今回の製品は、ヤマト運輸㈱の「複数の複写式配送伝票を一体化した配送伝票」(複数口伝票)で2023年10月より採用されている。同伝票は、同一の配送先に複数の荷物を届ける際に使用するもの。DNPは複数口伝票の送り状の記入面に使われているプラスチックシートを紙に切り替えることで、サプライチェーン全体での温室効果ガス(GHG)排出量(Scope1~3)(CO2換算)を現行品から約40%削減した(※1)。

(左)複数口伝票のイメージ、(右)1つづりの複数口伝票を分けて、複数の荷物に貼り付けることができる。

デジタルネットワークの進展とスマートフォン等の情報端末の普及に加え、コロナ禍での外出制限等を経てオンラインショッピングが定着し、配送量の増加が続いている。国土交通省が発表した「令和4年度 宅配便・メール便取扱実績」によると、宅配便取扱個数は50億588万個で、前年度から約1.1%、約5,265万個増加している(※2)。

それに応じて、荷物に貼付する配送伝票の数量も増加している。その一種である複数口伝票は、2個口以上を発送する場合に使用されている伝票で、送り先ごとに接着されており、剥がす際の破れを防ぐために、従来はプラスチックシートが使用されていた。GHG排出量の削減に向け、DNPは今回、プラスチックシートを強度の高い紙に切り替えることで、環境に配慮した複数口伝票の開発に成功した。

●環境配慮した配送伝票の特長
①複数口伝票の送り状に使用されてきたプラスチックシートを耐水性の高い紙に切り替えた。それによって、現行品と比較して、サプライチェーン全体でのGHG排出量(Scope1~3)を約40%削減する。
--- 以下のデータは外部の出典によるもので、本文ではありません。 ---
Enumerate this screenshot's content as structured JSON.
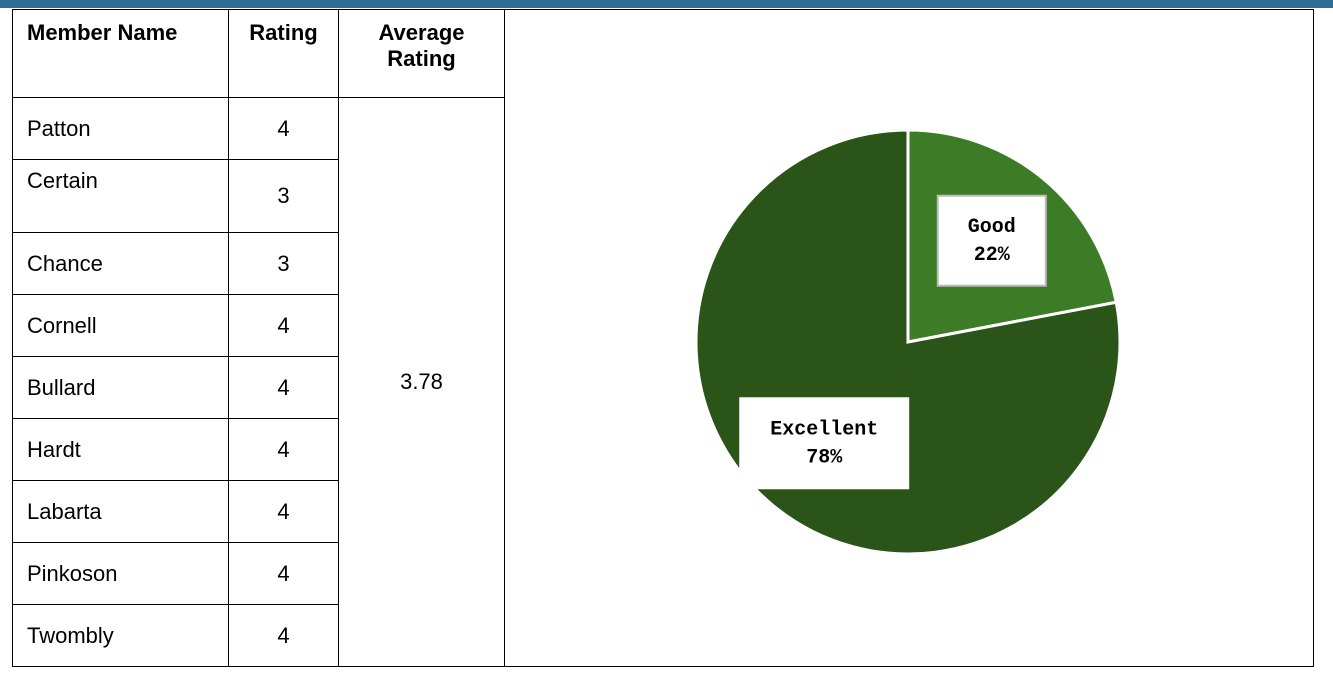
{
  "table": {
    "headers": [
      "Member Name",
      "Rating",
      "Average Rating"
    ],
    "rows": [
      [
        "Patton",
        4
      ],
      [
        "Certain",
        3
      ],
      [
        "Chance",
        3
      ],
      [
        "Cornell",
        4
      ],
      [
        "Bullard",
        4
      ],
      [
        "Hardt",
        4
      ],
      [
        "Labarta",
        4
      ],
      [
        "Pinkoson",
        4
      ],
      [
        "Twombly",
        4
      ]
    ],
    "average": 3.78
  },
  "chart_data": {
    "type": "pie",
    "categories": [
      "Good",
      "Excellent"
    ],
    "values": [
      22,
      78
    ],
    "value_labels": [
      "22%",
      "78%"
    ],
    "colors": [
      "#3d7c26",
      "#2b5419"
    ]
  }
}
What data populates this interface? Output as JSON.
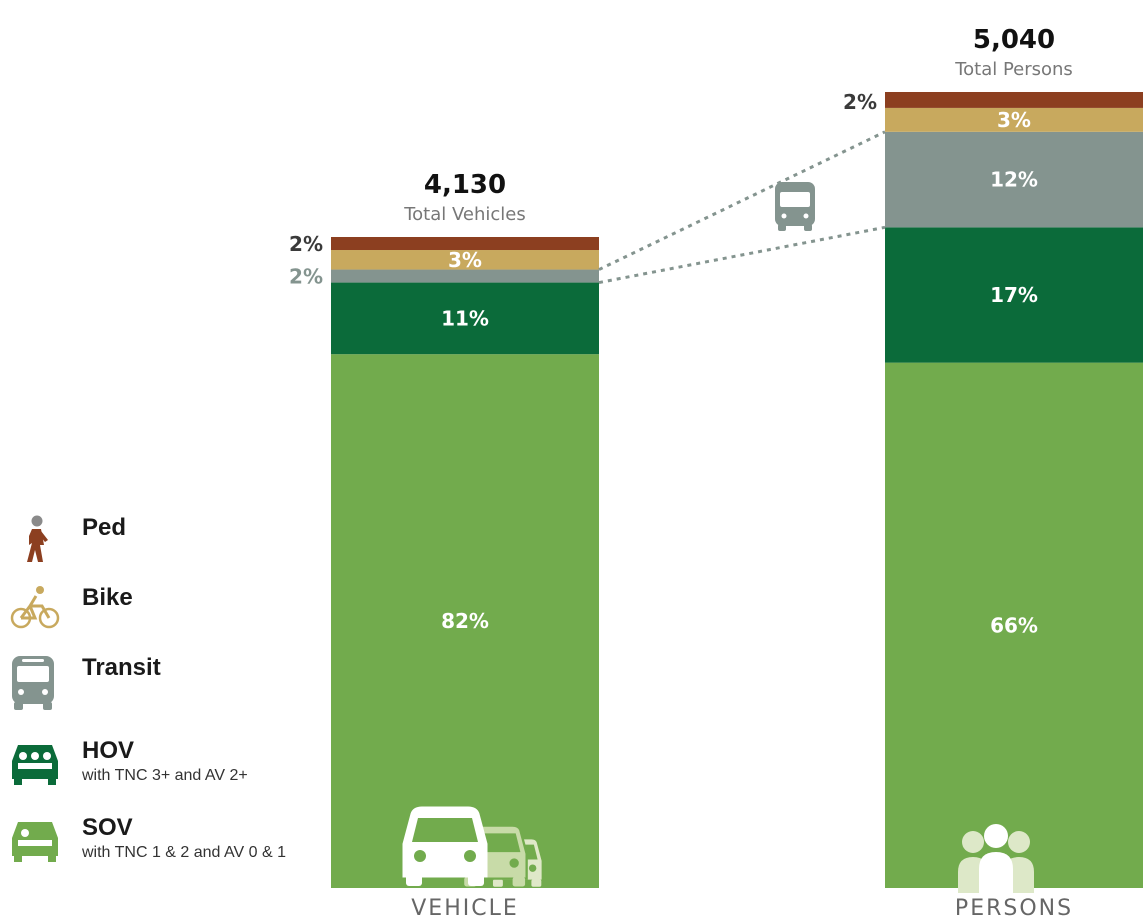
{
  "colors": {
    "Ped": "#8c3f20",
    "Bike": "#c8a95e",
    "Transit": "#84948f",
    "HOV": "#0b6b3a",
    "SOV": "#72ab4d"
  },
  "legend": [
    {
      "label": "Ped",
      "sublabel": "",
      "icon": "pedestrian-icon"
    },
    {
      "label": "Bike",
      "sublabel": "",
      "icon": "bicycle-icon"
    },
    {
      "label": "Transit",
      "sublabel": "",
      "icon": "bus-icon"
    },
    {
      "label": "HOV",
      "sublabel": "with TNC 3+ and AV 2+",
      "icon": "carpool-icon"
    },
    {
      "label": "SOV",
      "sublabel": "with TNC 1 & 2 and AV 0 & 1",
      "icon": "car-icon"
    }
  ],
  "chart_data": {
    "type": "bar",
    "stacked": true,
    "categories": [
      "VEHICLE",
      "PERSONS"
    ],
    "totals": [
      {
        "value": "4,130",
        "label": "Total Vehicles"
      },
      {
        "value": "5,040",
        "label": "Total Persons"
      }
    ],
    "series": [
      {
        "name": "SOV",
        "values": [
          82,
          66
        ]
      },
      {
        "name": "HOV",
        "values": [
          11,
          17
        ]
      },
      {
        "name": "Transit",
        "values": [
          2,
          12
        ]
      },
      {
        "name": "Bike",
        "values": [
          3,
          3
        ]
      },
      {
        "name": "Ped",
        "values": [
          2,
          2
        ]
      }
    ],
    "value_labels": {
      "SOV": [
        "82%",
        "66%"
      ],
      "HOV": [
        "11%",
        "17%"
      ],
      "Transit": [
        "2%",
        "12%"
      ],
      "Bike": [
        "3%",
        "3%"
      ],
      "Ped": [
        "2%",
        "2%"
      ]
    },
    "bar_icons": [
      "vehicles-icon",
      "persons-icon"
    ],
    "connector_icon": "bus-icon"
  }
}
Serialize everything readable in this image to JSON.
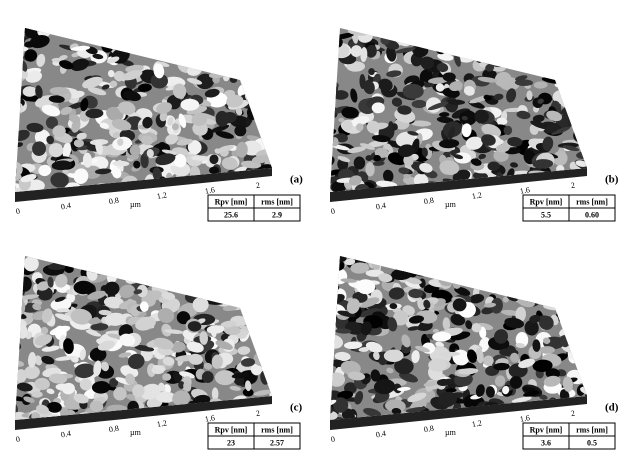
{
  "panels": [
    {
      "label": "(a)",
      "x_ticks": [
        "0",
        "0.4",
        "0.8",
        "1.2",
        "1.6",
        "2"
      ],
      "unit": "µm",
      "table": {
        "headers": [
          "Rpv [nm]",
          "rms [nm]"
        ],
        "values": [
          "25.6",
          "2.9"
        ]
      }
    },
    {
      "label": "(b)",
      "x_ticks": [
        "0",
        "0.4",
        "0.8",
        "1.2",
        "1.6",
        "2"
      ],
      "unit": "µm",
      "table": {
        "headers": [
          "Rpv [nm]",
          "rms [nm]"
        ],
        "values": [
          "5.5",
          "0.60"
        ]
      }
    },
    {
      "label": "(c)",
      "x_ticks": [
        "0",
        "0.4",
        "0.8",
        "1.2",
        "1.6",
        "2"
      ],
      "unit": "µm",
      "table": {
        "headers": [
          "Rpv [nm]",
          "rms [nm]"
        ],
        "values": [
          "23",
          "2.57"
        ]
      }
    },
    {
      "label": "(d)",
      "x_ticks": [
        "0",
        "0.4",
        "0.8",
        "1.2",
        "1.6",
        "2"
      ],
      "unit": "µm",
      "table": {
        "headers": [
          "Rpv [nm]",
          "rms [nm]"
        ],
        "values": [
          "3.6",
          "0.5"
        ]
      }
    }
  ]
}
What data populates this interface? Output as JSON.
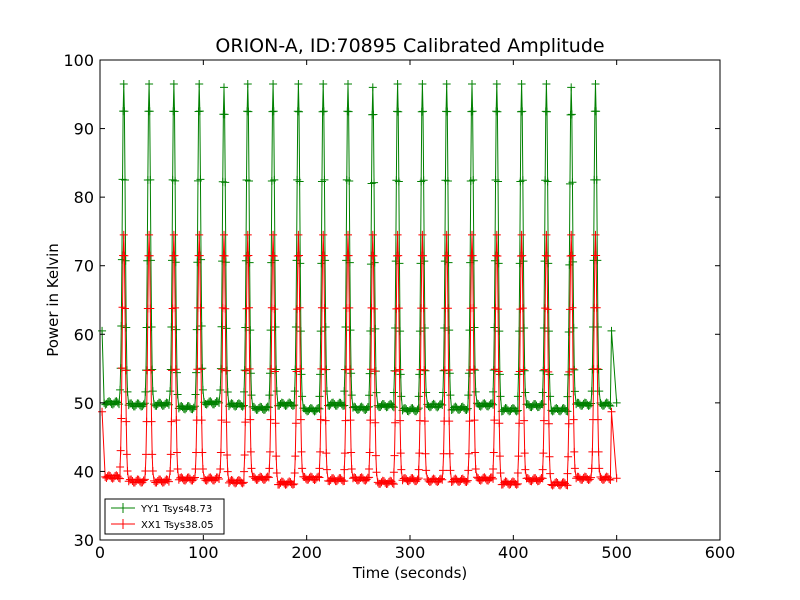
{
  "chart_data": {
    "type": "line",
    "title": "ORION-A, ID:70895 Calibrated Amplitude",
    "xlabel": "Time (seconds)",
    "ylabel": "Power in Kelvin",
    "xlim": [
      0,
      600
    ],
    "ylim": [
      30,
      100
    ],
    "xticks": [
      0,
      100,
      200,
      300,
      400,
      500,
      600
    ],
    "yticks": [
      30,
      40,
      50,
      60,
      70,
      80,
      90,
      100
    ],
    "grid": false,
    "legend_position": "lower-left",
    "series": [
      {
        "name": "YY1 Tsys48.73",
        "color": "#008000",
        "marker": "+",
        "start": [
          [
            2,
            60.5
          ],
          [
            4,
            50.0
          ]
        ],
        "end": [
          [
            495,
            60.5
          ],
          [
            500,
            50.0
          ]
        ],
        "peak_times": [
          23,
          47.5,
          71.5,
          96,
          120,
          143,
          167.5,
          192,
          216,
          240,
          264,
          288,
          312,
          335.5,
          360,
          384,
          408,
          432,
          456,
          479.5
        ],
        "peak_values": [
          96.5,
          96.5,
          96.5,
          96.5,
          96.0,
          96.5,
          96.5,
          96.5,
          96.5,
          96.5,
          96.0,
          96.5,
          96.5,
          96.5,
          96.5,
          96.5,
          96.5,
          96.5,
          96.0,
          96.5
        ],
        "baseline_values": [
          50.0,
          49.7,
          49.8,
          49.3,
          50.0,
          49.7,
          49.2,
          49.8,
          49.0,
          49.8,
          49.2,
          49.6,
          49.0,
          49.6,
          49.2,
          49.7,
          49.0,
          49.6,
          49.0,
          49.8,
          49.8
        ]
      },
      {
        "name": "XX1 Tsys38.05",
        "color": "#ff0000",
        "marker": "+",
        "start": [
          [
            2,
            48.7
          ],
          [
            5,
            39.2
          ]
        ],
        "end": [
          [
            495,
            48.7
          ],
          [
            500,
            39.0
          ]
        ],
        "peak_times": [
          23,
          47.5,
          71.5,
          96,
          120,
          143,
          167.5,
          192,
          216,
          240,
          264,
          288,
          312,
          335.5,
          360,
          384,
          408,
          432,
          456,
          479.5
        ],
        "peak_values": [
          74.5,
          74.5,
          74.5,
          74.5,
          74.5,
          74.5,
          74.5,
          74.5,
          74.5,
          74.5,
          74.5,
          74.5,
          74.5,
          74.5,
          74.5,
          74.5,
          74.5,
          74.5,
          74.5,
          74.5
        ],
        "baseline_values": [
          39.2,
          38.6,
          38.6,
          38.9,
          38.9,
          38.5,
          39.0,
          38.3,
          39.0,
          38.8,
          38.9,
          38.4,
          38.8,
          38.7,
          38.7,
          38.9,
          38.3,
          38.8,
          38.2,
          39.0,
          39.0
        ]
      }
    ]
  }
}
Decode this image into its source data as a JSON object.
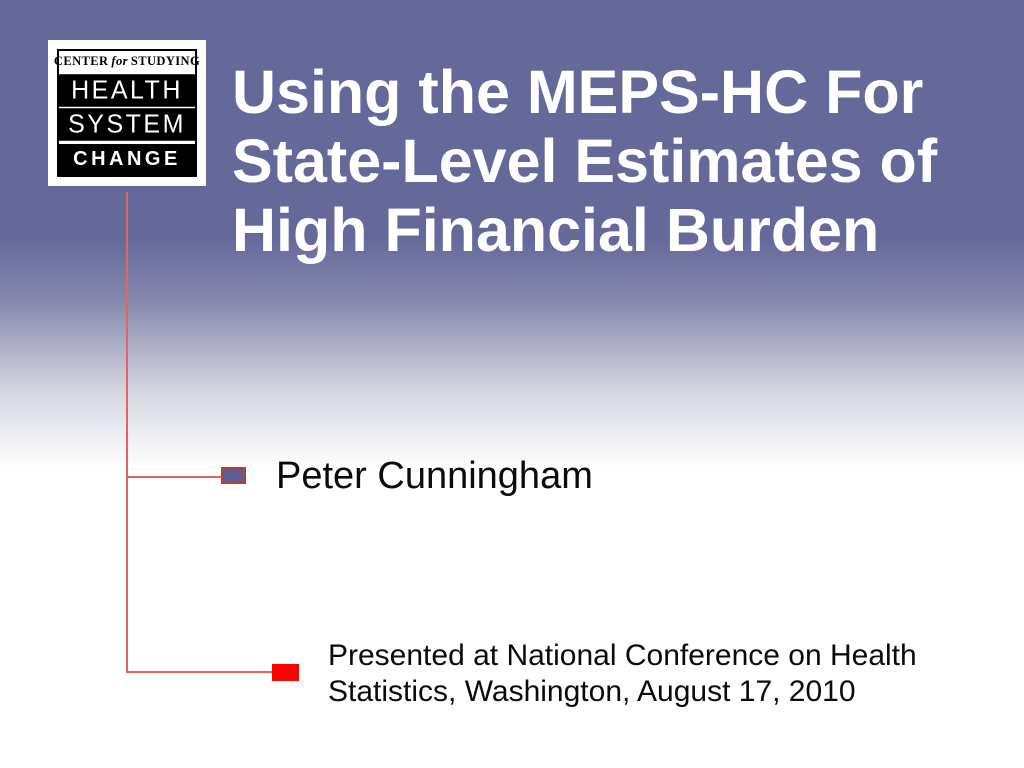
{
  "slide": {
    "title_lines": [
      "Using the MEPS-HC For",
      "State-Level Estimates of",
      "High Financial Burden"
    ],
    "bullets": [
      {
        "text": "Peter Cunningham"
      },
      {
        "text": "Presented at National Conference on Health Statistics, Washington, August 17, 2010"
      }
    ]
  },
  "logo": {
    "top_line": {
      "word1": "CENTER",
      "word2": "for",
      "word3": "STUDYING"
    },
    "bars": [
      "HEALTH",
      "SYSTEM",
      "CHANGE"
    ]
  },
  "colors": {
    "bg_purple": "#65699a",
    "title_white": "#ffffff",
    "line_red": "#dd6a58",
    "bullet1_fill": "#5b5f94",
    "bullet1_border": "#b23f3c",
    "bullet2_red": "#f90400",
    "text_black": "#0b0b0b"
  }
}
②複数枚の送り状が接着されている複数口伝票について、プラスチックシートよりも強度が不足している紙を使用する場合、同じ厚さ等の材料構成では送り状を剥がす際に破れるという課題があった。その課題に対してDNPは、紙や接着剤の種類等の材料構成を最適化するほか、製造工程を見直すことで、現行品と同等の品質を有し、かつ環境に配慮した製品を実現した。